The Data Integration Service generates an execution plan to run mappings on a Blaze, Spark, or Hive engine. The Data Integration Service translates the mapping logic into code that the run-time engine can execute. You can view the plan in the Developer tool before you run the mapping and in the Administrator tool after you run the mapping.
The Data Integration Service generates mapping execution plans to run on the following engines:
Informatica Blaze engine
The Blaze engine execution plan simplifies the mapping into segments. It contains tasks to start the mapping, run the mapping, and clean up the temporary tables and files. It contains multiple tasklets and the task recovery strategy. It also contains pre- and post-grid task preparation commands for each mapping before running the main mapping on a Hadoop cluster. A pre-grid task can include a task such as copying data to HDFS. A post-grid task can include tasks such as cleaning up temporary files or copying data from HDFS.
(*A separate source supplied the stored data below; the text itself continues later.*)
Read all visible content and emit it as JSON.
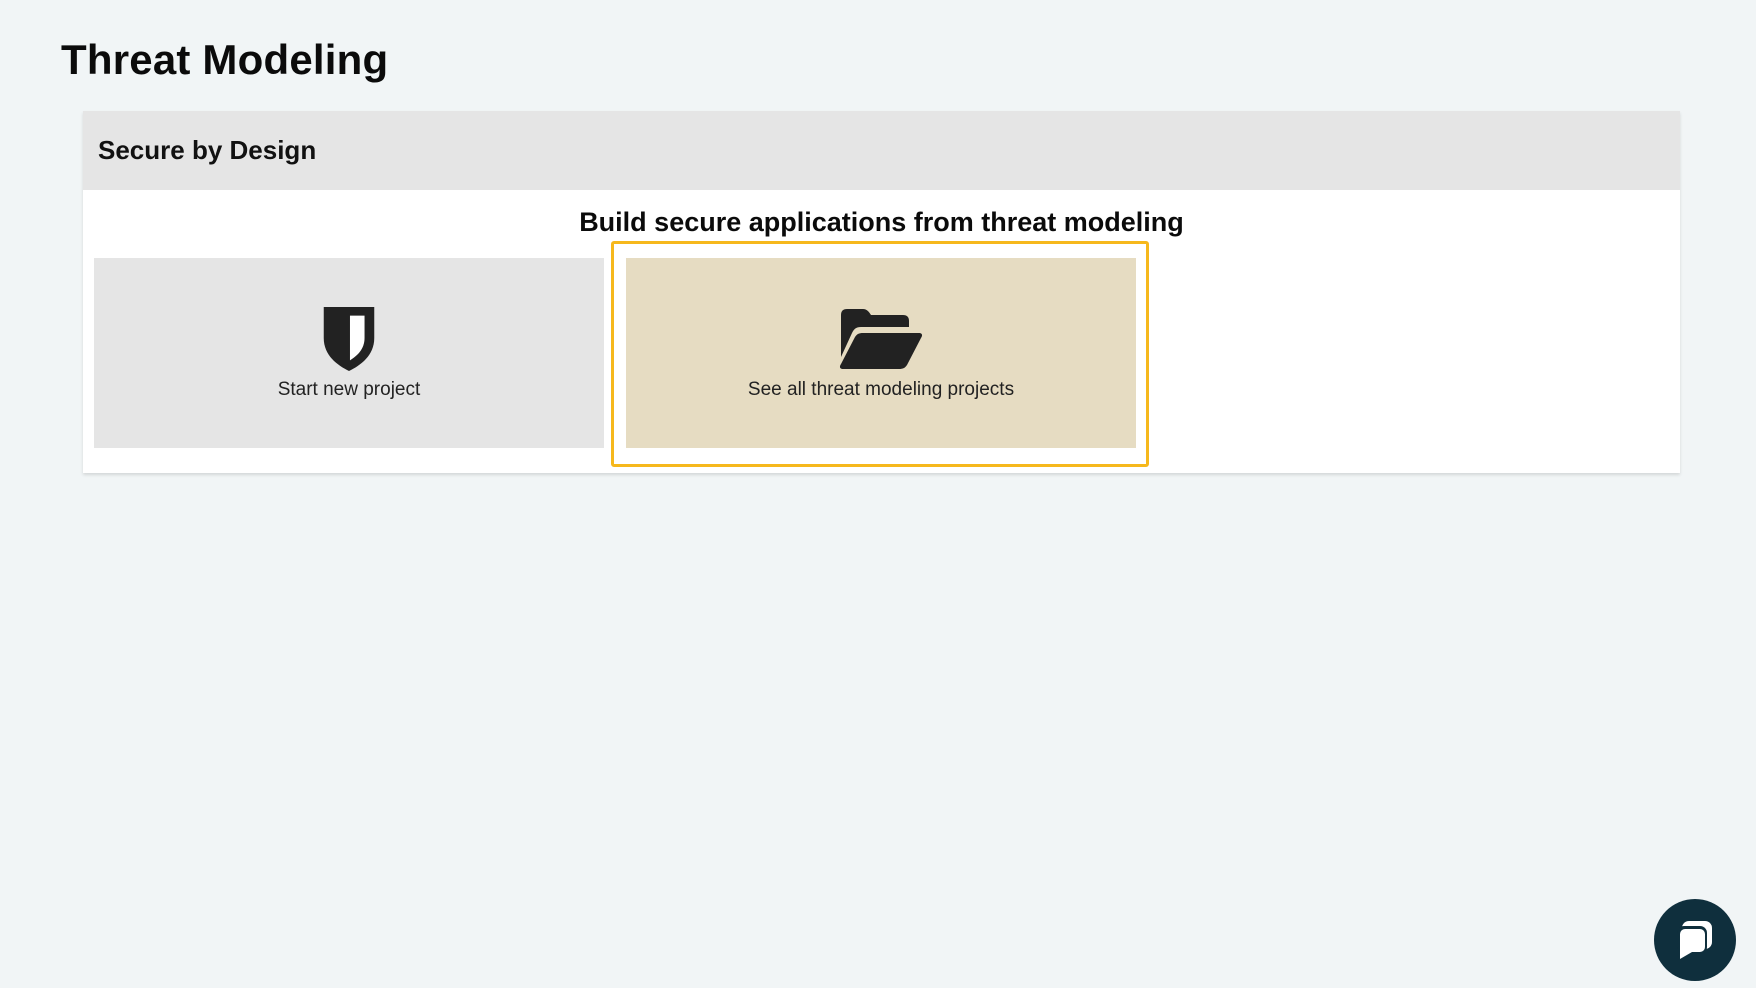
{
  "page": {
    "title": "Threat Modeling"
  },
  "panel": {
    "header_title": "Secure by Design",
    "subtitle": "Build secure applications from threat modeling",
    "cards": [
      {
        "label": "Start new project",
        "icon": "shield-icon"
      },
      {
        "label": "See all threat modeling projects",
        "icon": "folder-open-icon",
        "highlighted": true
      }
    ]
  },
  "chat": {
    "icon": "chat-bubble-icon"
  },
  "colors": {
    "background": "#f1f5f6",
    "card": "#e5e5e5",
    "card_highlight": "#e6dcc2",
    "focus_ring": "#f6b81c",
    "chat_button": "#0f2f3d"
  }
}
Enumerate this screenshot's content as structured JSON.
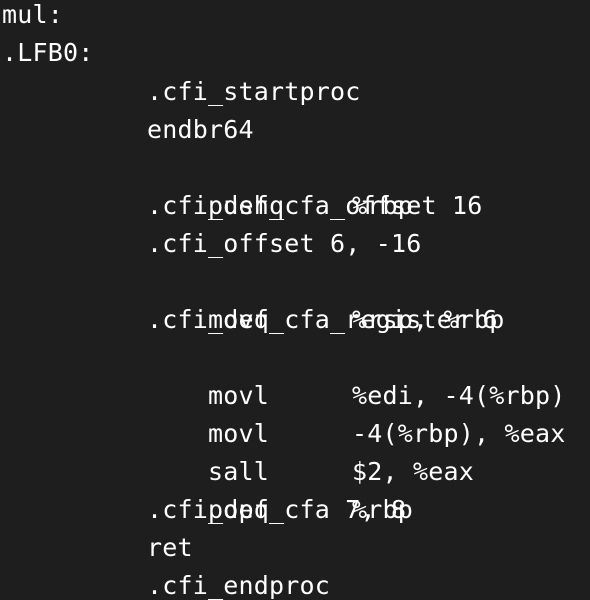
{
  "code": {
    "labels": {
      "function": "mul:",
      "block": ".LFB0:"
    },
    "lines": [
      {
        "text": ".cfi_startproc"
      },
      {
        "text": "endbr64"
      },
      {
        "mnemonic": "pushq",
        "operands": "%rbp"
      },
      {
        "text": ".cfi_def_cfa_offset 16"
      },
      {
        "text": ".cfi_offset 6, -16"
      },
      {
        "mnemonic": "movq",
        "operands": "%rsp, %rbp"
      },
      {
        "text": ".cfi_def_cfa_register 6"
      },
      {
        "mnemonic": "movl",
        "operands": "%edi, -4(%rbp)"
      },
      {
        "mnemonic": "movl",
        "operands": "-4(%rbp), %eax"
      },
      {
        "mnemonic": "sall",
        "operands": "$2, %eax"
      },
      {
        "mnemonic": "popq",
        "operands": "%rbp"
      },
      {
        "text": ".cfi_def_cfa 7, 8"
      },
      {
        "text": "ret"
      },
      {
        "text": ".cfi_endproc"
      }
    ]
  },
  "colors": {
    "background": "#1e1e1e",
    "text": "#ffffff"
  }
}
The Spark execution plan shows the run-time Scala code that runs the mapping logic. A translation engine translates the mapping into an internal representation of the logic. The internal representation is rendered into Scala code that accesses the Spark API. You can view the Scala code in the execution plan to debug the logic.
The Hive execution plan is a series of Hive queries. The plan contains tasks to start the mapping, run the mapping, and clean up the temporary tables and files. You can view the Hive execution plan that the Data Integration Service generates before you run the mapping. When the Data Integration Service pushes the mapping to the Hive engine, it has a Hive executor that can process the mapping. The Hive executor simplifies the mapping to an equivalent mapping with a reduced set of instructions and generates a Hive execution plan.